Заслуживает внимания тот факт, что, владея обширным зеленым плоскогорьем, где много чистых источников и густолистых деревьев, они предпочитают всем скопом возиться в болотах, окружающих снизу их территорию, и, видимо, наслаждаются жаром экваториального солнца и зловонием. Края плоскогорья высоки и зубчаты и могли бы служить своего рода крепостной стеной для защиты от людей-обезьян. В горных районах Шотландии все родовые замки воздвигались на вершинах холмов, о чем я сообщил высшим жрецам, предложив им воспользоваться нашим обычаем, но мои слова успеха не возымели. Однако мне разрешили построить хижину на плоскогорье, где воздух по ночам более свеж.

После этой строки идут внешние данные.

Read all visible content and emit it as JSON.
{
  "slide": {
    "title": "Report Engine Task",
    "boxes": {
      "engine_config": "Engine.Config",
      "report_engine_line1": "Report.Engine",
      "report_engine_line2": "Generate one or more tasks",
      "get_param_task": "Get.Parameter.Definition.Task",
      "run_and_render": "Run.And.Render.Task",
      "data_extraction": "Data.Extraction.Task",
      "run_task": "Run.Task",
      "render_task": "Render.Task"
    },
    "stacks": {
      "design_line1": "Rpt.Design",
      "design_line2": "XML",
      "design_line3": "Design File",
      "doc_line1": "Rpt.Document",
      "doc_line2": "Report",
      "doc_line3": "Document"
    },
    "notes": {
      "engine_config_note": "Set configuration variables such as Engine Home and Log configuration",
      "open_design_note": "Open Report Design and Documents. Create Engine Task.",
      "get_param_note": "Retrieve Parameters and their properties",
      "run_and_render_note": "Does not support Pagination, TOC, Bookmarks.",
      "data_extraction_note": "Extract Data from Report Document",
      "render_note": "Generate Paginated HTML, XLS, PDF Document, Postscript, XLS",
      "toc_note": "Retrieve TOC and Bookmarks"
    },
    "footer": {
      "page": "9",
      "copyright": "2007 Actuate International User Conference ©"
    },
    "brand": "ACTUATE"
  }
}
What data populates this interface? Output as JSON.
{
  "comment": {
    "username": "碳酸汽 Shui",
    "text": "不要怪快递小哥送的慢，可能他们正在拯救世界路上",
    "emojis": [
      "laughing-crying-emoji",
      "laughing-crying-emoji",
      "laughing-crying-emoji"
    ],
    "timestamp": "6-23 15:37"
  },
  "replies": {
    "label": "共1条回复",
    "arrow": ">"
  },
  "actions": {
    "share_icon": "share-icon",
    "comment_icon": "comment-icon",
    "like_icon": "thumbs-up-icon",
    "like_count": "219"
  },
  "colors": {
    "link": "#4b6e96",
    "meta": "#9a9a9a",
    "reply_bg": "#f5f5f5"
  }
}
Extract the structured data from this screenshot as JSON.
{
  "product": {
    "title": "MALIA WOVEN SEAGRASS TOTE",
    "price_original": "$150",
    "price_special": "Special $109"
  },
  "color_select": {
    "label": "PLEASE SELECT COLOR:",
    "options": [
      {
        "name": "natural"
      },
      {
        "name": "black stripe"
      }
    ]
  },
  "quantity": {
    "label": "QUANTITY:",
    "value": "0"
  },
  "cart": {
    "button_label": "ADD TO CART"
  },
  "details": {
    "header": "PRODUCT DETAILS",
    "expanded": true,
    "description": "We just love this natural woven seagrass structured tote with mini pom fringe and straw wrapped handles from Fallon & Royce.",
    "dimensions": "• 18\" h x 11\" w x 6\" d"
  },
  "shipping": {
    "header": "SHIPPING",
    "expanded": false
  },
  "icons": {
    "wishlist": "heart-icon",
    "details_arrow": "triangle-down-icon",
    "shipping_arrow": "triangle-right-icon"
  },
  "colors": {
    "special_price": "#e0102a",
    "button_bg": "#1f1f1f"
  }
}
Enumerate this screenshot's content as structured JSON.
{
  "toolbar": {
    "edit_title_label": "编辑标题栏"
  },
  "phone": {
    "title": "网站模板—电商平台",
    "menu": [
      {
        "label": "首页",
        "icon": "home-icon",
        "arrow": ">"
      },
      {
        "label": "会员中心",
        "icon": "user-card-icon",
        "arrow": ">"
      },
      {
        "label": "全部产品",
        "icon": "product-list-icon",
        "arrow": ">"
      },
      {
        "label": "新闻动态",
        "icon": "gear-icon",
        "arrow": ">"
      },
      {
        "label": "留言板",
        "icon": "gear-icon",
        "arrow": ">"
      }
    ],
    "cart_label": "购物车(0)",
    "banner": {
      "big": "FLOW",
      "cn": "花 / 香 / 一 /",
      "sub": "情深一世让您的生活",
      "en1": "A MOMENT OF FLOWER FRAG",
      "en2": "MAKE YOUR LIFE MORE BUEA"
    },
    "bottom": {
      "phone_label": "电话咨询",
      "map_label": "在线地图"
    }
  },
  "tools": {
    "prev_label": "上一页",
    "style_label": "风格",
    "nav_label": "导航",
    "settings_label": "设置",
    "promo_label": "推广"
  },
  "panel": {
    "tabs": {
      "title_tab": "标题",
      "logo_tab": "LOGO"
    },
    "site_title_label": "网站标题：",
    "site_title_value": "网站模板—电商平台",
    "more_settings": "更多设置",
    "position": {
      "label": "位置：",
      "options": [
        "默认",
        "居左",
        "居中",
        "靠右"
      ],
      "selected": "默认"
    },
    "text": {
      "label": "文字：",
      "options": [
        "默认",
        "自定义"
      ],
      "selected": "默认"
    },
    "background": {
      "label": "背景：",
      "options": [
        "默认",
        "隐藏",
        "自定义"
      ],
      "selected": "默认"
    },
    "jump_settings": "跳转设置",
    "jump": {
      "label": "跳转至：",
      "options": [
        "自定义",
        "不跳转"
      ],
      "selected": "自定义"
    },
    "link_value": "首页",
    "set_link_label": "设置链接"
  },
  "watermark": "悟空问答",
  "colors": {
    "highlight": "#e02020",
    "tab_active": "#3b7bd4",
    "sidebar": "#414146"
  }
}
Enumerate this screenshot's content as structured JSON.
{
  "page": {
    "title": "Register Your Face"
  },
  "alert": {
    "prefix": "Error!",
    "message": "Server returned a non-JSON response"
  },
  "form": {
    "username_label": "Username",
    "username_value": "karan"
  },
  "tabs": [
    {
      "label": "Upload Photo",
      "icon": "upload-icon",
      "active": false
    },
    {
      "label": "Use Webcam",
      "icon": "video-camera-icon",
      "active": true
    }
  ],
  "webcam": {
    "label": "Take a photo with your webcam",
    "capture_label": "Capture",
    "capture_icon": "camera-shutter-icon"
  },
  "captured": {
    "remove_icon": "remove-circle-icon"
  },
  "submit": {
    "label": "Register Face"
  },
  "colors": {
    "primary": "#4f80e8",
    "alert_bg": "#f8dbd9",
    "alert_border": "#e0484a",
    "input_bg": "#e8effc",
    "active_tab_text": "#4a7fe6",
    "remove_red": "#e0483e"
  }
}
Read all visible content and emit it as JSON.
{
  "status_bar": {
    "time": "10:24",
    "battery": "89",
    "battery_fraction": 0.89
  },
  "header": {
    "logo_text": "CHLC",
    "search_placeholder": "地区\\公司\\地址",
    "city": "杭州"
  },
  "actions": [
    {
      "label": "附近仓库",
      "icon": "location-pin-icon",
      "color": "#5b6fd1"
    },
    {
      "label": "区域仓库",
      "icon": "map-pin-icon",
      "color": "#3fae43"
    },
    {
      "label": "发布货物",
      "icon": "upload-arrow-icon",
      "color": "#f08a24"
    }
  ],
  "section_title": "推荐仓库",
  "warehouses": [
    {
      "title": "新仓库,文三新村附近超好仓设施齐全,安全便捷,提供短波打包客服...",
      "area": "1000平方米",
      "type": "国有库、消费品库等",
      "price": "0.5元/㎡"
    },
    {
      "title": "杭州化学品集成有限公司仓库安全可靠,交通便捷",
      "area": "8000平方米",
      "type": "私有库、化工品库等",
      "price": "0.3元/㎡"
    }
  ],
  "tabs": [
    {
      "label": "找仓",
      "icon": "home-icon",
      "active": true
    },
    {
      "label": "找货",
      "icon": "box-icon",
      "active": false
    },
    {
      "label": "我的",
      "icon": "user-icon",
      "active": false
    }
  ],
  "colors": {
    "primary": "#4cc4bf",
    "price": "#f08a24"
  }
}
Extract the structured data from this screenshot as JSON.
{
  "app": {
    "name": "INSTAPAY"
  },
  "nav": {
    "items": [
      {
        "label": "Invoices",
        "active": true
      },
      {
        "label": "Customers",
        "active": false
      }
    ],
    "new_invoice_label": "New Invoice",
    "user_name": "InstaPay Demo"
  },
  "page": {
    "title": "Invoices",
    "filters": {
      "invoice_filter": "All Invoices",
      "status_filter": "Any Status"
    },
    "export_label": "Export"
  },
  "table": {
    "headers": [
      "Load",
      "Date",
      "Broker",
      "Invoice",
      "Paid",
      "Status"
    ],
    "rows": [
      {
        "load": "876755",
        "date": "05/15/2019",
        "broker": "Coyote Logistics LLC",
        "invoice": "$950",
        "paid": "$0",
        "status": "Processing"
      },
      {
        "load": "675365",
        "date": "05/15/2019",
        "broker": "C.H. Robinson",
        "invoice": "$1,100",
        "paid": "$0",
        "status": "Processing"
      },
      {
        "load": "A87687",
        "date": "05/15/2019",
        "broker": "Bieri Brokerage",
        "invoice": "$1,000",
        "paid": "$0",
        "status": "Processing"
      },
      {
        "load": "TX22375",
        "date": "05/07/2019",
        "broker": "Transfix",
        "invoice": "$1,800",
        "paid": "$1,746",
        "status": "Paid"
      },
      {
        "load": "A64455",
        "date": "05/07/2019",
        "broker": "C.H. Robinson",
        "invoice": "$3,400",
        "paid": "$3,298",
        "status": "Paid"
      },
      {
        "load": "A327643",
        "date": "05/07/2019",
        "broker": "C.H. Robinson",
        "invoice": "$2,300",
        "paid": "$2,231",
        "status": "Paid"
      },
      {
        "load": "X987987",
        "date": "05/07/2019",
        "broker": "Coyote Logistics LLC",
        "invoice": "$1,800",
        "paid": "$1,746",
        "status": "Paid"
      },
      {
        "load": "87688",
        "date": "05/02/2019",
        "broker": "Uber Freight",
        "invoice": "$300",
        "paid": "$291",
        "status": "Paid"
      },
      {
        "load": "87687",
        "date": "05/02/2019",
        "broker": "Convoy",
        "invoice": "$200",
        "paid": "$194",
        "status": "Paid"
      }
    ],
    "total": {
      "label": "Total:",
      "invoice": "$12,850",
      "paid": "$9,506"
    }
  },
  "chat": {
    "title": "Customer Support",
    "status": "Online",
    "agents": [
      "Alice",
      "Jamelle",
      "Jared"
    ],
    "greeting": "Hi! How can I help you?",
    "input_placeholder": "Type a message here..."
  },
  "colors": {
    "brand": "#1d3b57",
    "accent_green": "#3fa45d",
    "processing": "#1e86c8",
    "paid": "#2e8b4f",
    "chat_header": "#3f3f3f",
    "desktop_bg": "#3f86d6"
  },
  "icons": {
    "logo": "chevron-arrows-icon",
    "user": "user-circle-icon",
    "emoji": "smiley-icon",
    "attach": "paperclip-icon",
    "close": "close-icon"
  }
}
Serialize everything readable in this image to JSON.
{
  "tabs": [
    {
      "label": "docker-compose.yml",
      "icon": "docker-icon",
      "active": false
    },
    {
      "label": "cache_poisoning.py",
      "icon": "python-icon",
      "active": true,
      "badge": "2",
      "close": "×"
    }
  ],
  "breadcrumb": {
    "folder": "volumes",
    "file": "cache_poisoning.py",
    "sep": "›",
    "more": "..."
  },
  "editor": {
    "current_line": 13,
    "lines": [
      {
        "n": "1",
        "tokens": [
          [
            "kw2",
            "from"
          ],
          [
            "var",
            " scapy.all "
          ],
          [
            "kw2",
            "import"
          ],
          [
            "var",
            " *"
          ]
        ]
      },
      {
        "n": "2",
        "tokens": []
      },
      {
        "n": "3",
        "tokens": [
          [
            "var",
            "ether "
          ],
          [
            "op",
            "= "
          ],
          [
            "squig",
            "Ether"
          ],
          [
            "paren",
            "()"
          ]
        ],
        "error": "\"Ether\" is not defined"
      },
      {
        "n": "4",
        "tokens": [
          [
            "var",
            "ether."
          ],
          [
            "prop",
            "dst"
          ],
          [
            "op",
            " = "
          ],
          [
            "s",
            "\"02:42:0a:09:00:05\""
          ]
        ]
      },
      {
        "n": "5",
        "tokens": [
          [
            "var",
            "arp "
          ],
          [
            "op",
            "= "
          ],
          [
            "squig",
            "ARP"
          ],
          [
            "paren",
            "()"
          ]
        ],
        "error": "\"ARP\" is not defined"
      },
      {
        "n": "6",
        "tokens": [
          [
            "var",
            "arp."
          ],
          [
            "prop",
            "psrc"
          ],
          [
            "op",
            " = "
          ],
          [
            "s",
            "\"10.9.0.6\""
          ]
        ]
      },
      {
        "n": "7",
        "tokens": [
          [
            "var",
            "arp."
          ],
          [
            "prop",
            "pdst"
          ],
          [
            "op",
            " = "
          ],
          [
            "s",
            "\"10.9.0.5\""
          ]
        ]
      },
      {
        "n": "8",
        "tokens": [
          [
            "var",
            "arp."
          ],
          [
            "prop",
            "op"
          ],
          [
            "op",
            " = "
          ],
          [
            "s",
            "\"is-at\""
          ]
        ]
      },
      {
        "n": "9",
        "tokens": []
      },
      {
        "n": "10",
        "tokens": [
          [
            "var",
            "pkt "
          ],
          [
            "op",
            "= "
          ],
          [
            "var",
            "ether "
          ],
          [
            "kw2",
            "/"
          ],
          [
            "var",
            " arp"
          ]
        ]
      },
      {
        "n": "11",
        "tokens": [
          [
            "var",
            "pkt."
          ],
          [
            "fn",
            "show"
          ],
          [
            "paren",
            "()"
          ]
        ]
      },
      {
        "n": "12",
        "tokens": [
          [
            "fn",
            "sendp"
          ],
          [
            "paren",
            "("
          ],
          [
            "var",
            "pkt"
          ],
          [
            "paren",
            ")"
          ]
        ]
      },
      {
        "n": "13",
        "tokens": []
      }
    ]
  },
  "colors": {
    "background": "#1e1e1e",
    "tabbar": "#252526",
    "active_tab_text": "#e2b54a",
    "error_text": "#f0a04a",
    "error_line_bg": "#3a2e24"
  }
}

Племенем управляет король, чья власть абсолютна, однако я склонен думать, что подлинными властителями являются четыре жреца, которые ему помогают править и которые его ранее избрали. Каждый новорожденный подвергается тщательному осмотру: если на нем находят отметины, оставшиеся для меня тайной, он становится королем Иеху. Тогда его кастрируют (he is gelded), выжигают глаза, отрубают руки и ноги, дабы суетность жизни не отвлекала его от размышлений. Он навсегда поселяется в пещере, называемой Алькасар (Ozr), куда могут входить только четверо жрецов и двое рабов, которые ему прислуживают и натирают нечистотами. Во время военных действий жрецы извлекают его из пещеры, показывают всему племени, дабы ободрить сородичей, и, подобно знамени и талисману, тащат на собственных спинах в гущу сражения. При этом он, как правило, тотчас гибнет под градом каменьев людей-обезьян.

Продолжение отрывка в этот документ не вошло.